As always, there are many exhibitions showing in Edinburgh at Festival time but I want to write about just one of them, a display of images laid out on in the open air, on a triangular grass site next to the palmhouses in the Royal Botanic Garden.

It was last Saturday, on a dreich evening when what R L Stevenson called Edinburgh's shifty and uncongenial summer weather was at its most fickle, that I stumbled quite by chance on this extraordinary exhibition. I saw a few visitors, mainly German, staring at the series of images laid out on the ground and discussing them with a hushed intensity.

Within a few seconds I, too, was hooked, and about 30 minutes later, having devoured the most powerful indictment of our mistreatment of our beautiful planet I've ever come across, I wandered off, shocked and intending to return the next day to have a second look and see if my initial awestruck reaction was justified. It was.

The concept of the exhibition, starkly called Hard Rain, is devastatingly simple. Environmental photographer Mark Edwards takes the words of Bob Dylan's apocalyptic 1962 song, A Hard Rain's A Gonna Fall, and illustrates each line of that amazing lyric with a single image. Most of the pictures are by Edwards himself; a few are by other photographers or from agencies. There is also a succinct commentary, calmly condemning "wilful, inane and immoral carelessness towards people and planet by both our leaders and ourselves". And that's it.

The result is a harrowing onslaught on our shared responsibility for climate change, for poverty (both spiritual and material), for habitat loss and for the abuse of basic human rights.
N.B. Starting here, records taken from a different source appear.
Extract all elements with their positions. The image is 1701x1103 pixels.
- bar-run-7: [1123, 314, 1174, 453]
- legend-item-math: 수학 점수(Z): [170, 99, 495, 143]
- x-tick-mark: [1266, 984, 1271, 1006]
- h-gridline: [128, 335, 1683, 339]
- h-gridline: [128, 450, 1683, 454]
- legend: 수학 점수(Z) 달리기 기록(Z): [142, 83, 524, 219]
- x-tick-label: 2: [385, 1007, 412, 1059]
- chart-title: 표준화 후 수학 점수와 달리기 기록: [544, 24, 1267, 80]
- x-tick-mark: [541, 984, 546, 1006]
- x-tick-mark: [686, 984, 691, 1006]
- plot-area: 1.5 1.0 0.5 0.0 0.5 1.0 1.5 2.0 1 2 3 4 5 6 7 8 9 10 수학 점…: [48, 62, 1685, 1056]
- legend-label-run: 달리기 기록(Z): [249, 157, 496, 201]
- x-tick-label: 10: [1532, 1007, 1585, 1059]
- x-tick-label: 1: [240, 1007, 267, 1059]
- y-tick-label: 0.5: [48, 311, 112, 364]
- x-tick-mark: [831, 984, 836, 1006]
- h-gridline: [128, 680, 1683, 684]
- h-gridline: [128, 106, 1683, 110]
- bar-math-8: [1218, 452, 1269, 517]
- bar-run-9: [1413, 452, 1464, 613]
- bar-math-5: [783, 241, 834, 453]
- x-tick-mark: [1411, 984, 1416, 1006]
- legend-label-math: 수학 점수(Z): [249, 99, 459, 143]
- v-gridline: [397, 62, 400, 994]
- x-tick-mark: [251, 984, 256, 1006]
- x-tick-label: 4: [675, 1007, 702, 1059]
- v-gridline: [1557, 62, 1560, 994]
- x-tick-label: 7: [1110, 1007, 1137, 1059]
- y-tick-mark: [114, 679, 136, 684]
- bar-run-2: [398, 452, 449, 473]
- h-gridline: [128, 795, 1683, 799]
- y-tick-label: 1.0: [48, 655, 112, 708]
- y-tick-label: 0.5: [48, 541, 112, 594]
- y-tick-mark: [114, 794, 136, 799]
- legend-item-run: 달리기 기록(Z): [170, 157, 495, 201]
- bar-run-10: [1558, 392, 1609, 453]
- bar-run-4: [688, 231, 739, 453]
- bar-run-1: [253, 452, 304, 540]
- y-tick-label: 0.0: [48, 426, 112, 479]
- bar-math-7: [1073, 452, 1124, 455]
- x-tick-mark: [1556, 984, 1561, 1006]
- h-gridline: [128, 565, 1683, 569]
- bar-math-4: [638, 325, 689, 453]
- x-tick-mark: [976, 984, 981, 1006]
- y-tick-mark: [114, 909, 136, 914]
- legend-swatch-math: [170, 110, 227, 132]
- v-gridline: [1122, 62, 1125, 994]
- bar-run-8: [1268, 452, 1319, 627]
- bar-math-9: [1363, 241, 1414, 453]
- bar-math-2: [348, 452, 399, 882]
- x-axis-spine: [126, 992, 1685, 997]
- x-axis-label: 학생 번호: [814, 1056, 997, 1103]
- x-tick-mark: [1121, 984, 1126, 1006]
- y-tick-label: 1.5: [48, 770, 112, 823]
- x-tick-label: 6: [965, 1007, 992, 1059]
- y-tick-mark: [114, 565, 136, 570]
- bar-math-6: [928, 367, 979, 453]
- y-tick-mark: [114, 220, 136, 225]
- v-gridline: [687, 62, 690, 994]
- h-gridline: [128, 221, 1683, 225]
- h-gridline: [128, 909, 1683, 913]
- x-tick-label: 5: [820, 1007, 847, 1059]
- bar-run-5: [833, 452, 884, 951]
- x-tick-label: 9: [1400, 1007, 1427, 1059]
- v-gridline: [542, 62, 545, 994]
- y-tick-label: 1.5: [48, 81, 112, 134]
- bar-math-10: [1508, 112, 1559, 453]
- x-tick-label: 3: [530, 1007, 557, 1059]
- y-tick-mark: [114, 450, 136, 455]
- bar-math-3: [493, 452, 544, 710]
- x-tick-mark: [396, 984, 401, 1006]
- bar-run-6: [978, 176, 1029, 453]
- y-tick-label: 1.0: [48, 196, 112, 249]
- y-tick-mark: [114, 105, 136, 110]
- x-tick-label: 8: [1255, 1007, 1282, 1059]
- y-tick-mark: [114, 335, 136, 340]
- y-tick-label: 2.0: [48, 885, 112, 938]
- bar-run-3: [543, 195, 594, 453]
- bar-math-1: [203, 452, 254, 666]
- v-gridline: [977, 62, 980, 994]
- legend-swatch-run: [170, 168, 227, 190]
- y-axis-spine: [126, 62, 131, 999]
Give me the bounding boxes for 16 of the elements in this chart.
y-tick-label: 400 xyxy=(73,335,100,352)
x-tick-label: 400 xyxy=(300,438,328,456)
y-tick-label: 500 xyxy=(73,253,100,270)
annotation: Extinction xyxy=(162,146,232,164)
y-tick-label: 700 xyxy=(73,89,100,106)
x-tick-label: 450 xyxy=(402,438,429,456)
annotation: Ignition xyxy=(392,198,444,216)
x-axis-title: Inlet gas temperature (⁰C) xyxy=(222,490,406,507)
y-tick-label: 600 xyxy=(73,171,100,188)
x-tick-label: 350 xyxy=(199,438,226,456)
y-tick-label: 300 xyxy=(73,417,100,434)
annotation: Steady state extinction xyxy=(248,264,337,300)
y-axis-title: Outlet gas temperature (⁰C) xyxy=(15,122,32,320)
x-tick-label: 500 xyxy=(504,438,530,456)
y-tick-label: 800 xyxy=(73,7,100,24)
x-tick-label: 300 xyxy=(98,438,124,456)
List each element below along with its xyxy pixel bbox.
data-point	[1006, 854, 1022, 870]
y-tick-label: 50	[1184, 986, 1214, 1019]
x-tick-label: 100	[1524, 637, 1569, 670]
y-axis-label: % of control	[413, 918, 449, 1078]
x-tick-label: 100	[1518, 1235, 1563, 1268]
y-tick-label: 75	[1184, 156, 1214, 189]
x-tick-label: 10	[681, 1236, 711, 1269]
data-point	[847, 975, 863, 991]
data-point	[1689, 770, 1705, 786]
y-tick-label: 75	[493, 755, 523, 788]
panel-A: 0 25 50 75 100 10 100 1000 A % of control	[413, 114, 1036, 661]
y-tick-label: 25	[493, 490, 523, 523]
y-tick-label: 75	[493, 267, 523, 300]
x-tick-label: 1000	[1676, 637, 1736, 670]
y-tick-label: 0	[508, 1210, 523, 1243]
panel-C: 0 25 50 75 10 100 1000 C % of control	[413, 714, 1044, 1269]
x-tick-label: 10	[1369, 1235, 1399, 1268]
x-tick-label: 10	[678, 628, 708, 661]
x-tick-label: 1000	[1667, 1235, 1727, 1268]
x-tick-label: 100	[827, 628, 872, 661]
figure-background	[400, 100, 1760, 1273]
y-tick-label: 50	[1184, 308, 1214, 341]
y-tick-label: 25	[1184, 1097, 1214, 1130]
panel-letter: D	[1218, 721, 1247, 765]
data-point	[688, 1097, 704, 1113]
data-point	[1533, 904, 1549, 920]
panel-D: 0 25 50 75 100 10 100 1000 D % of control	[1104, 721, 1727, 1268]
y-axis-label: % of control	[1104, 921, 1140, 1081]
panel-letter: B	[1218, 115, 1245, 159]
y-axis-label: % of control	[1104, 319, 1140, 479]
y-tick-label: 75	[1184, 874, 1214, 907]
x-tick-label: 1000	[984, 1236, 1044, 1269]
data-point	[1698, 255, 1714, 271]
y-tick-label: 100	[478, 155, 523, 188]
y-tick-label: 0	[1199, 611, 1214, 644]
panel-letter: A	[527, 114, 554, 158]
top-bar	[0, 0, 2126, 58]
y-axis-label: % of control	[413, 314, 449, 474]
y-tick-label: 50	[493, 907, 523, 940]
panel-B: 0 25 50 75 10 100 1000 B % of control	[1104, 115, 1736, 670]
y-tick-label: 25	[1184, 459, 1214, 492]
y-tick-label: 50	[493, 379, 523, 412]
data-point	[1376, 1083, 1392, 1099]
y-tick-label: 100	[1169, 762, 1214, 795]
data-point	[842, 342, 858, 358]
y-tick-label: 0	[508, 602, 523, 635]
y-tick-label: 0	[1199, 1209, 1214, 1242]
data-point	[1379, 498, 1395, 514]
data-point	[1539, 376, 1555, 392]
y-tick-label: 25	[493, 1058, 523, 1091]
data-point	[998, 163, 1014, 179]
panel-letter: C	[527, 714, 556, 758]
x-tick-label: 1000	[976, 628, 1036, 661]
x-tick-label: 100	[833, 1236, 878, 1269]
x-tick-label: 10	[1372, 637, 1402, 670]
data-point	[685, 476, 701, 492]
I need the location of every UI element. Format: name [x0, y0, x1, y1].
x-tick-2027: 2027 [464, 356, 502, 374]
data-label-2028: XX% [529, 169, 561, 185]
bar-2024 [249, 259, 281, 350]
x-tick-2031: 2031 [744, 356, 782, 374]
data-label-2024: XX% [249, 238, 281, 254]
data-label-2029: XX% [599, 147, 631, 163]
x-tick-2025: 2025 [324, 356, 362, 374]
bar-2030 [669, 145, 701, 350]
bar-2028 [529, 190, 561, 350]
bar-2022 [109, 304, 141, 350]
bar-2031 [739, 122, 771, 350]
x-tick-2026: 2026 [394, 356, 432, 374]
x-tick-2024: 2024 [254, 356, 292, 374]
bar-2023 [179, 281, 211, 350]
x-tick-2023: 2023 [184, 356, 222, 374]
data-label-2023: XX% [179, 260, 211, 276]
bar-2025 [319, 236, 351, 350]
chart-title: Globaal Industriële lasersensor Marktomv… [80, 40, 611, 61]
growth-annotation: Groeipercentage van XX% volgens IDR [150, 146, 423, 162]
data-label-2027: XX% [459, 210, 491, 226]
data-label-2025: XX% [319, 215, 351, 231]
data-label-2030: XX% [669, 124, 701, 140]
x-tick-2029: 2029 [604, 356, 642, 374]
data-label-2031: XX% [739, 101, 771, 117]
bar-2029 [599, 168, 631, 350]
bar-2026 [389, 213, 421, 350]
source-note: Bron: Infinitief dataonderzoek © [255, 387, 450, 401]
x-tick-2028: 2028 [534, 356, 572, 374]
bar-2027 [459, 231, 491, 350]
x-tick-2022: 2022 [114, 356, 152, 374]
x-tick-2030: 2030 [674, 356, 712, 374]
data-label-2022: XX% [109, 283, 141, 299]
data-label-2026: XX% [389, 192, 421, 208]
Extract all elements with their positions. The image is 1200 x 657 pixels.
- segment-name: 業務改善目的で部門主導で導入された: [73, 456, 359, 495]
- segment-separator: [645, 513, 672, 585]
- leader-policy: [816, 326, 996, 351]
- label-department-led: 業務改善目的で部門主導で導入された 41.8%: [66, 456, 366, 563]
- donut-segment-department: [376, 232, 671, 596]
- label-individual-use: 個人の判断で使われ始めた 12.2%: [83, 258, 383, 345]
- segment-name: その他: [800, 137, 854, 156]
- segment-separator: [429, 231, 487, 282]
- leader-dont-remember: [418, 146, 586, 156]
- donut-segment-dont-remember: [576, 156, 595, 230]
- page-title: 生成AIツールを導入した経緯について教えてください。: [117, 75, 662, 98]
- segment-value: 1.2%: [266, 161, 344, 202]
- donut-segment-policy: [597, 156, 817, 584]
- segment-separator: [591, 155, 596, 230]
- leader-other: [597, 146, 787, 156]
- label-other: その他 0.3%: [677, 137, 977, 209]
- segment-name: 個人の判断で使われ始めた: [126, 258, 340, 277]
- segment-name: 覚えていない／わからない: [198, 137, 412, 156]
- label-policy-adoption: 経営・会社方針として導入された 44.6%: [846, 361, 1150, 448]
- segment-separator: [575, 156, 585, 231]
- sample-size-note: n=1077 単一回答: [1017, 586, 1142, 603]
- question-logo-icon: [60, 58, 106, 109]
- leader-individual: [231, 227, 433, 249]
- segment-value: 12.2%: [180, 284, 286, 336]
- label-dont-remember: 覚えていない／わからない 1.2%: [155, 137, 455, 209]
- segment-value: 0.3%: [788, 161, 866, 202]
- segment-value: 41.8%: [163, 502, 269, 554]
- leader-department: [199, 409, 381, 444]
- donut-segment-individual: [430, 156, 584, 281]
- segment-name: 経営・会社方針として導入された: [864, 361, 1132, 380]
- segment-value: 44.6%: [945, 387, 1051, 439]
The message is that environmental and human poverty reinforce each other. Many sensitive and informed people are aware, to at least some extent, that if only through their consumption patterns they contribute to the raping of our environment and to appalling mistreatment of our fellow beings, human and non-human. These images, from many countries and many contexts, must heighten that awareness, and bring it into acute focus. They illustrate a world gone desperately wrong.

On a personal level the exhibition was revelatory for me because for some time I've been worried about the overuse, and potential manipulation, of images. I've always preferred words, though, of course, words can be manipulated, too. But here was a brilliant fusion of powerful, prophetic words and, if anything, even more powerful images. Edwards is a superb photographer. He is aware that in our daily lives, and through our democratic political systems, "we pay attention only to the short term, the visible and the nearby". It is as if he, and the songwriter Dylan, take us by the hand and lead us to the many dark places we prefer not to know about.

The image which first hit me was from Agra. In the background is the Taj Mahal, the world's most grandiose and extravagant tomb, with tourists walking along the balustrades. In the foreground, by the edge of the River Yamuna, lies a human corpse, half silted over, with a scabby dog nosing it. Just beyond the dog, on a sandbank, stand three vultures, waiting.

My first reaction was that this picture was stunted. I thought the juxtaposition was too neat, too horrific. But the more I looked at it and the other pictures I realised that was cynical. This exhibition is true in the best sense, and burning with sincerity.

My only caveat is that, although Dylan's lines are printed clearly, we could do with hearing the song, too. Dylan wrote it, originally as a poem, at the time of the Cuban missile crisis in September 1962. Then, taking the structure of the old ballad Lord Randall, he turned his poem into a song. He first performed it at the Gaslight Club in Greenwich Village; a few days later he sang it at the Carnegie Hall, before what was then the largest audience of his career.

Dylan always emphasised that the song was about more than the Cuban crisis, when the world was on the brink of nuclear war. He called it a song of terror, but made clear that it referred to more than a specific historical moment. Edwards's pictures are about the destruction of people, animals, plants, forests, oceans, rivers and communities. And about the destruction of dignity and hope as well as of life. That is why they are so disturbing.

What'll we do now? That's the obvious and necessary question. We can't leave it to the leaders and politicians. Edwards wisely quotes the always apposite words of Edmund Burke: "Nobody made a greater mistake than he who did nothing because he could do only a little." First awareness, and then action. It doesn't matter if the actions are small. Gathered together, they could save our planet and ourselves.